It arrived with 69% charge, by this morning 11am i had reached 21%. I left the screen brightness on the default setting and usage was a mix of installing software (mostly I/O i suppose), a lot of safari, around 4 hours of Citrix remote desktop, around 90 minutes of zoom, some light gaming last night to see if it works.
If you do anything that's heavy on I/O (packaging jar files in my case), this laptop is faster than my big desktop, the I/O is crazy fast actually.
Memory pressure has been low so far - my biggest fear opting for the base model but looks like i'll be fine - i spun up bunch of dev processes and was fine.
I wonder whether we need to reset expectations on memory amounts. From seeing the reviews where they launch every application installed on the 8gb air and it remains smooth I am suspecting that the unified memory and optimized storage interface means that for M1 macs 8 gb behaves like 16 gb on intel cpu’s.
Have you ever actually worn out an SSD using personal workloads (ie, not on a server)? I haven't yet and I own machines/SSDs from 12 years ago - benchmarks are still roughly equivalent to what I had to start.
Yes, I have. My old ThinkPad R61 I added an OCZ SSD to. Not sure how much RAM it came with, but it was swapping a lot, I guess. Back then, SSDs had less of a lifespan than nowadays (even consumer-grade ones).
I had the same on Windows + a SSD. Docker with some Sqlite applictions apparently did crazy writes. SSD went from 100% to 80% in like half a year time or so, when I noticed it. That SSD is still alive, but I had to adapt.
Every additional 'Level' in the flash decreases the overall life cycle. Mind you, oftentimes drive controllers are fancier, often doing things like treating one of the sections as a less dense flash type to improve write cycles, and keep/move longer held data into the regions treated as QLC.
But, that means that some heavy write patters will indeed wind up worse on a modern drive than the better MLC/TLC models.
To re-iterate how much more reliable SSDs are now that they used to be, until about a month ago I worked for a vendor of hardware/software that is designed to read/write to disks hundreds of thousands of times per second (log collection and searching). When I first started working there ~5 years ago, they were testing out SSDs in the appliances and the team ultimately decided against it because they estimated the SSDs would burn out in under a year.
By the time I left they were shipping appliances with SSDs that were predicted to have lifespans longer than the longest hardware support you could buy from the vendor (longest hardware support contract - seven years). Hundreds of thousands of writes per second, every second, for 7+ years, uninterrupted.
> Would these first gen ARM chips not be obsolete by a few years before wearing out the SSD?
Obsolete, who defines that?
I'm typing this on a MBP 2015. Still works perfectly fine (I did have screen replaced under warranty). Battery is replaceable on this machine, its sitting at ~85% capacity with 500 cycles. Apple hardware tends to have good resale value, too.
Performance-wise, hardware tends to last longer and longer. Repairability-wise, yeah, that's a can of worms of a discussion.
I'd say a 2005 PowerPC iBook is obsolete. I'd also say a 2009 intel macbook is obsolete but the truth is, add an SSD into that and it's probably still fine under linux so maybe 2009 isn't obsolete for some users just yet (although i think apple no longer support that hardware). 2015 is modern, intel performance just hasn't changed that much since 2015.

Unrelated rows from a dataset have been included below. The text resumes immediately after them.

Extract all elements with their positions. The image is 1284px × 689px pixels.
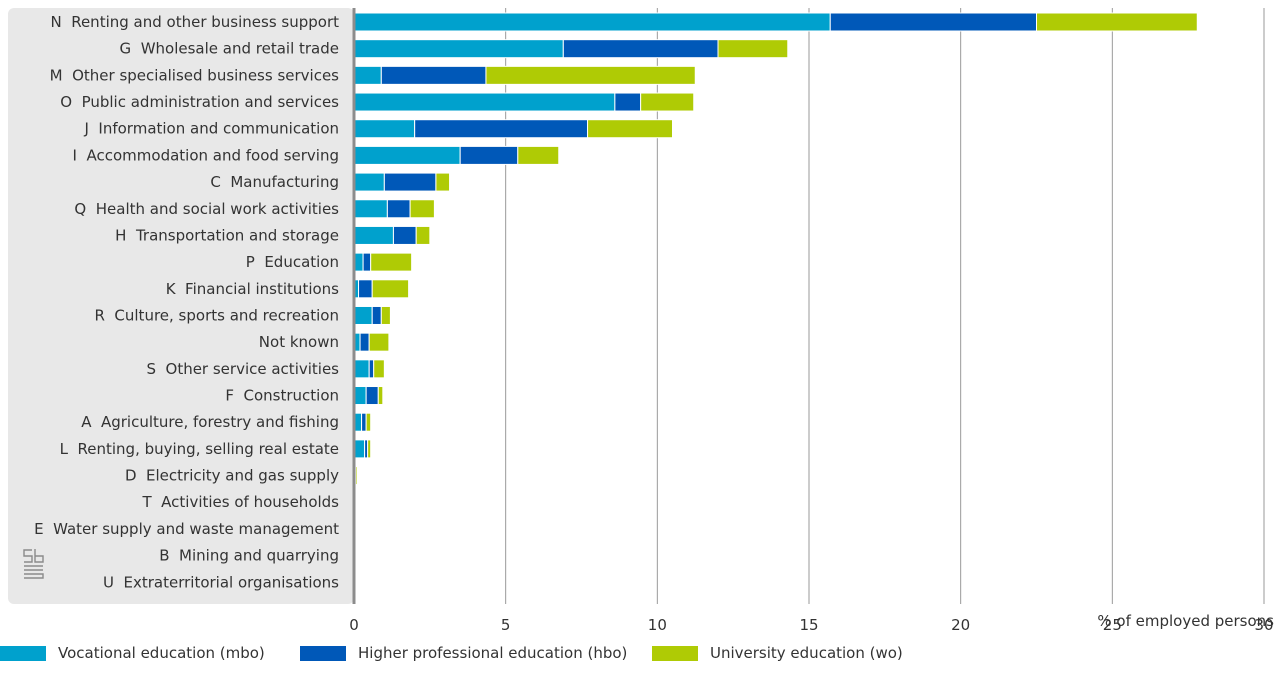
- bar-segment: [371, 279, 410, 299]
- bar-segment: [829, 12, 1037, 32]
- bar-segment: [392, 225, 417, 245]
- legend-item-wo: University education (wo): [652, 644, 903, 662]
- bar-segment: [353, 199, 388, 219]
- legend-label-wo: University education (wo): [710, 644, 903, 662]
- bar-segment: [415, 225, 431, 245]
- bar-segment: [562, 39, 719, 59]
- bar-segment: [353, 439, 366, 459]
- bar-segment: [353, 172, 385, 192]
- cbs-logo-icon: [23, 549, 44, 579]
- bar-segment: [359, 332, 370, 352]
- category-label: S Other service activities: [146, 360, 339, 378]
- category-label: T Activities of households: [141, 493, 339, 511]
- x-axis-label: % of employed persons: [1097, 612, 1274, 630]
- x-tick-label: 5: [501, 616, 511, 634]
- bar-segment: [353, 39, 564, 59]
- bar-segment: [355, 466, 358, 486]
- bar-segment: [377, 386, 384, 406]
- x-tick-label: 25: [1103, 616, 1122, 634]
- bar-segment: [1036, 12, 1198, 32]
- category-label: N Renting and other business support: [50, 13, 339, 31]
- category-label: R Culture, sports and recreation: [94, 306, 339, 324]
- legend: Vocational education (mbo) Higher profes…: [0, 641, 903, 665]
- bar-segment: [353, 119, 416, 139]
- category-label: Q Health and social work activities: [74, 200, 339, 218]
- x-tick-label: 10: [648, 616, 667, 634]
- category-label: G Wholesale and retail trade: [120, 40, 339, 58]
- bar-segment: [459, 145, 519, 165]
- category-label: B Mining and quarrying: [159, 547, 339, 565]
- x-tick-labels: 0 5 10 15 20 25 30: [349, 616, 1273, 634]
- legend-label-hbo: Higher professional education (hbo): [358, 644, 628, 662]
- category-label: F Construction: [225, 387, 339, 405]
- x-tick-label: 0: [349, 616, 359, 634]
- legend-item-mbo: Vocational education (mbo): [0, 644, 300, 662]
- label-panel-background: [8, 8, 354, 604]
- category-label: Not known: [259, 333, 339, 351]
- bar-segment: [373, 359, 385, 379]
- bar-segment: [409, 199, 435, 219]
- category-label: E Water supply and waste management: [34, 520, 339, 538]
- grid-lines: [505, 8, 1265, 604]
- category-label: H Transportation and storage: [115, 226, 339, 244]
- bar-segment: [435, 172, 451, 192]
- bar-segment: [368, 359, 375, 379]
- bar-segment: [614, 92, 642, 112]
- category-label: O Public administration and services: [60, 93, 339, 111]
- legend-swatch-hbo: [300, 645, 346, 661]
- bar-segment: [380, 305, 391, 325]
- legend-swatch-mbo: [0, 645, 46, 661]
- bar-segment: [367, 439, 372, 459]
- category-label: L Renting, buying, selling real estate: [60, 440, 339, 458]
- category-label: U Extraterritorial organisations: [103, 573, 339, 591]
- bar-segment: [353, 65, 382, 85]
- bar-segment: [383, 172, 437, 192]
- bar-segment: [717, 39, 789, 59]
- category-label: J Information and communication: [83, 120, 339, 138]
- bar-segment: [587, 119, 673, 139]
- bar-segment: [386, 199, 411, 219]
- bar-segment: [353, 12, 831, 32]
- bar-segment: [353, 92, 616, 112]
- legend-label-mbo: Vocational education (mbo): [58, 644, 265, 662]
- bar-segment: [414, 119, 589, 139]
- bar-segment: [365, 412, 372, 432]
- bar-segment: [361, 412, 367, 432]
- x-tick-label: 30: [1254, 616, 1273, 634]
- legend-swatch-wo: [652, 645, 698, 661]
- category-label: M Other specialised business services: [50, 66, 340, 84]
- category-label: K Financial institutions: [166, 280, 339, 298]
- x-tick-label: 15: [799, 616, 818, 634]
- bar-segment: [353, 386, 367, 406]
- category-label: I Accommodation and food serving: [73, 146, 339, 164]
- bar-segment: [368, 332, 390, 352]
- bar-segment: [370, 252, 413, 272]
- bar-segment: [380, 65, 487, 85]
- bar-segment: [517, 145, 560, 165]
- legend-item-hbo: Higher professional education (hbo): [300, 644, 652, 662]
- category-label: D Electricity and gas supply: [125, 467, 339, 485]
- category-label: C Manufacturing: [210, 173, 339, 191]
- bar-segment: [640, 92, 695, 112]
- category-labels: N Renting and other business support G Wh…: [34, 13, 339, 591]
- bar-segment: [353, 145, 461, 165]
- bar-segment: [358, 279, 373, 299]
- bar-segment: [353, 359, 370, 379]
- bars: [353, 12, 1198, 486]
- category-label: A Agriculture, forestry and fishing: [81, 413, 339, 431]
- x-tick-label: 20: [951, 616, 970, 634]
- bar-segment: [371, 305, 382, 325]
- bar-segment: [353, 305, 373, 325]
- bar-segment: [365, 386, 379, 406]
- bar-segment: [485, 65, 696, 85]
- bar-segment: [353, 225, 394, 245]
- category-label: P Education: [246, 253, 339, 271]
- stacked-bar-chart: N Renting and other business support G Wh…: [8, 8, 1274, 634]
- bar-segment: [362, 252, 372, 272]
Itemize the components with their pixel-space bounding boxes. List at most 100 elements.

I seem to remember watching a real time video transcoding demo, or something like that, on an iPad Pro and the dev demoing it saying it was the I/O that made it possible. Desktop machines with much faster processors would choke due to bandwidth limitations, but Apple can custom tune every aspect of the iPad architecture and aren't limited to standard, generic interfaces between components.
The original 5k iMacs were a similar case in some ways. It was only possible in an all-in-one design, because there wasn't a standard video connection at the time that was capable of the throughput.
> If you do anything that's heavy on I/O (packaging jar files in my case), this laptop is faster than my big desktop, the I/O is crazy fast actually.
Tt's got a rather fast NVME SSD, 2.7GB/s reads and 2.2GB/s writes (Intel version was 1.3 and 1). Don't know if the IOPS & latency improved, but it wouldn't surprise me much.
I recently discovered this app that makes your iPhone (or iPad) a webcam for your Mac—the difference between the shitty webcam Apple ships and this is eye-opening: https://reincubate.com/camo/
Unpardonable in the age of covid. And I'm tired of trying out no name webcams from Amazon and hooking them with dongles and they barely stay on top of the monitor.
Yeah. I don't hold out hope of it surviving any vm workloads (vagrant, docker desktop etc.) but i'm ok with just installing the cli tools and connecting to remote clusters.
If you do anything that's heavy on I/O (packaging jar files in my case), this laptop is faster than my big desktop, the I/O is crazy fast actually.
Memory pressure has been low so far - my biggest fear opting for the base model but looks like i'll be fine - i spun up bunch of dev processes and was fine.